Hacker News new | ask | show | jobs
by gorbog 2341 days ago
How can they crawl the entire web ( or a big portion of it) everyday without spending tens of thousands of dollars in server / bandwidth costs?

I know there are lots of open source crawlers like Stormcrawler and all, but the cost of running it at web scale everyday is prohibitive isn’t it?

3 comments

I built something a prototype of this a year ago. But I ultimately decided that I couldn't ever see myself making close to as much money from it as I already do. I won't be sad if this service proves that wrong.

I just told customers to sign up for Google Alerts for the general web, and then I scraped new content from a bunch of sites like Reddit, Pinterest, Twitter, Instagram, Product Hunt, Hacker News.
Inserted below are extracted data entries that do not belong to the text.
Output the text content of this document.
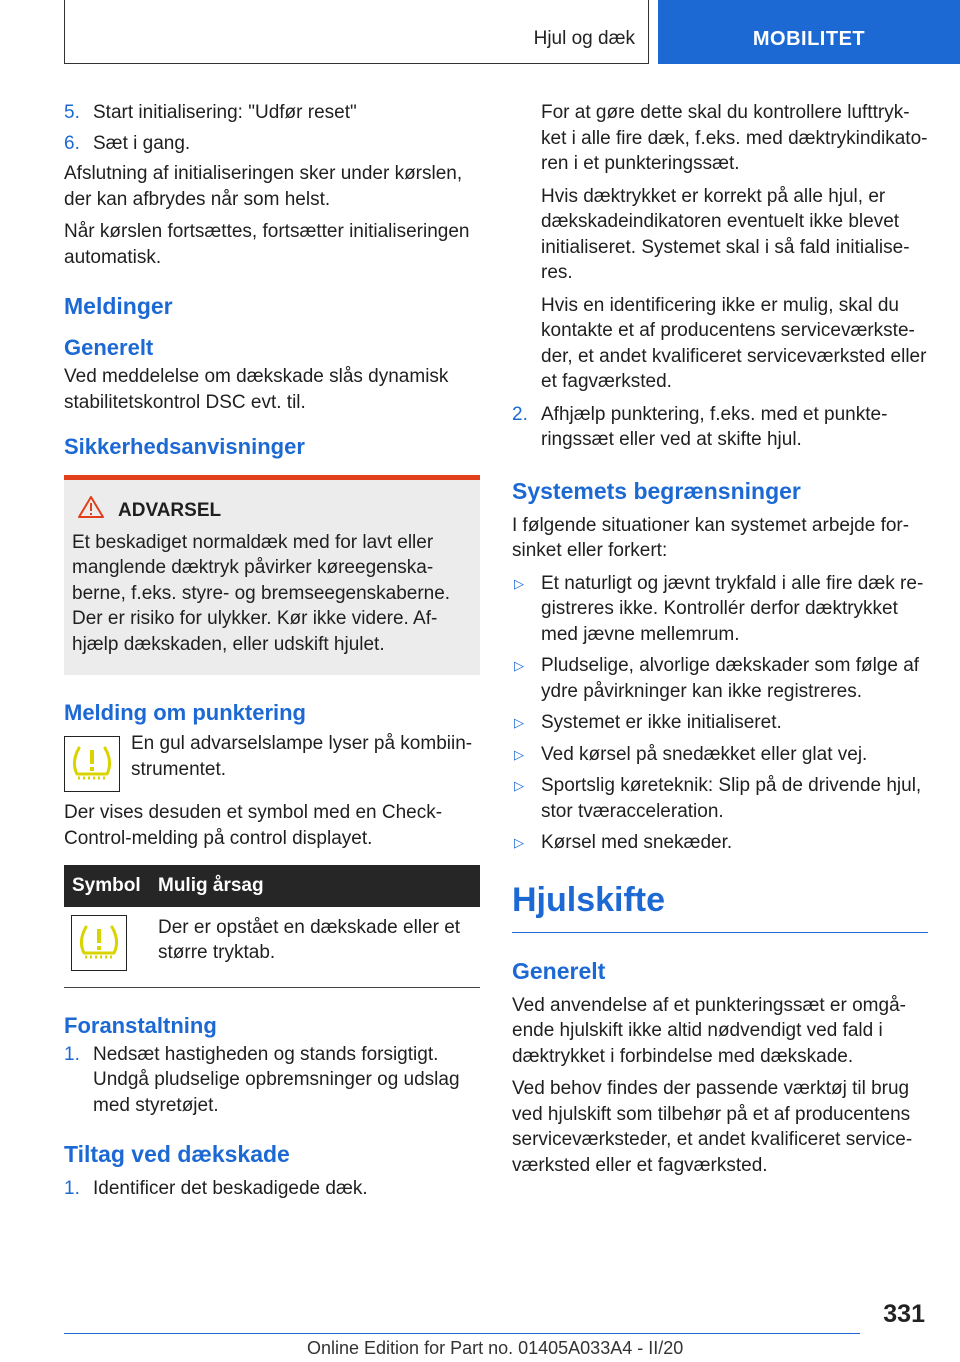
Hjul og dæk	MOBILITET
5. Start initialisering: "Udfør reset"
6. Sæt i gang.

Afslutning af initialiseringen sker under kørslen, der kan afbrydes når som helst.

Når kørslen fortsættes, fortsætter initialiseringen automatisk.

Meldinger
Generelt

Ved meddelelse om dækskade slås dynamisk stabilitetskontrol DSC evt. til.

Sikkerhedsanvisninger
ADVARSEL
Et beskadiget normaldæk med for lavt eller manglende dæktryk påvirker køreegenskaberne, f.eks. styre- og bremseegenskaberne. Der er risiko for ulykker. Kør ikke videre. Afhjælp dækskaden, eller udskift hjulet.
Melding om punktering
En gul advarselslampe lyser på kombiinstrumentet.

Der vises desuden et symbol med en Check-Control-melding på control displayet.

Symbol	Mulig årsag

	Der er opstået en dækskade eller et større tryktab.
Foranstaltning
1. Nedsæt hastigheden og stands forsigtigt. Undgå pludselige opbremsninger og udslag med styretøjet.
Tiltag ved dækskade
1. Identificer det beskadigede dæk.

For at gøre dette skal du kontrollere lufttrykket i alle fire dæk, f.eks. med dæktrykindikatoren i et punkteringssæt.

Hvis dæktrykket er korrekt på alle hjul, er dækskadeindikatoren eventuelt ikke blevet initialiseret. Systemet skal i så fald initialiseres.

Hvis en identificering ikke er mulig, skal du kontakte et af producentens serviceværksteder, et andet kvalificeret serviceværksted eller et fagværksted.

2. Afhjælp punktering, f.eks. med et punkteringssæt eller ved at skifte hjul.
Systemets begrænsninger

I følgende situationer kan systemet arbejde forsinket eller forkert:

▷ Et naturligt og jævnt trykfald i alle fire dæk registreres ikke. Kontrollér derfor dæktrykket med jævne mellemrum.
▷ Pludselige, alvorlige dækskader som følge af ydre påvirkninger kan ikke registreres.
▷ Systemet er ikke initialiseret.
▷ Ved kørsel på snedækket eller glat vej.
▷ Sportslig køreteknik: Slip på de drivende hjul, stor tværacceleration.
▷ Kørsel med snekæder.
Hjulskifte
Generelt

Ved anvendelse af et punkteringssæt er omgående hjulskift ikke altid nødvendigt ved fald i dæktrykket i forbindelse med dækskade.

Ved behov findes der passende værktøj til brug ved hjulskift som tilbehør på et af producentens serviceværksteder, et andet kvalificeret serviceværksted eller et fagværksted.

331
Online Edition for Part no. 01405A033A4 - II/20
The idea was to order everything by how many people might be seeing it and how many people were interacting with it (dis/liking).

Since most things posted on social media basically go unnoticed, I crawled things in a way that you would only see stuff any reasonable business would care about. Because of that, even for a website like Reddit, I could get all the content for an hour in only a couple thousand hits -- bandwidth wasn't anything crazy.

As a business, this gave you the ability to prioritize what you should pay attention to and where -- without giving you a bunch of noise.

With the way web hosting servers are set up, and specific companies that sell this hosting, bandwidth for crawling/scraping is basically $0 at most popular companies.
I suppose they query Google.
If that's the case just use Google alerts.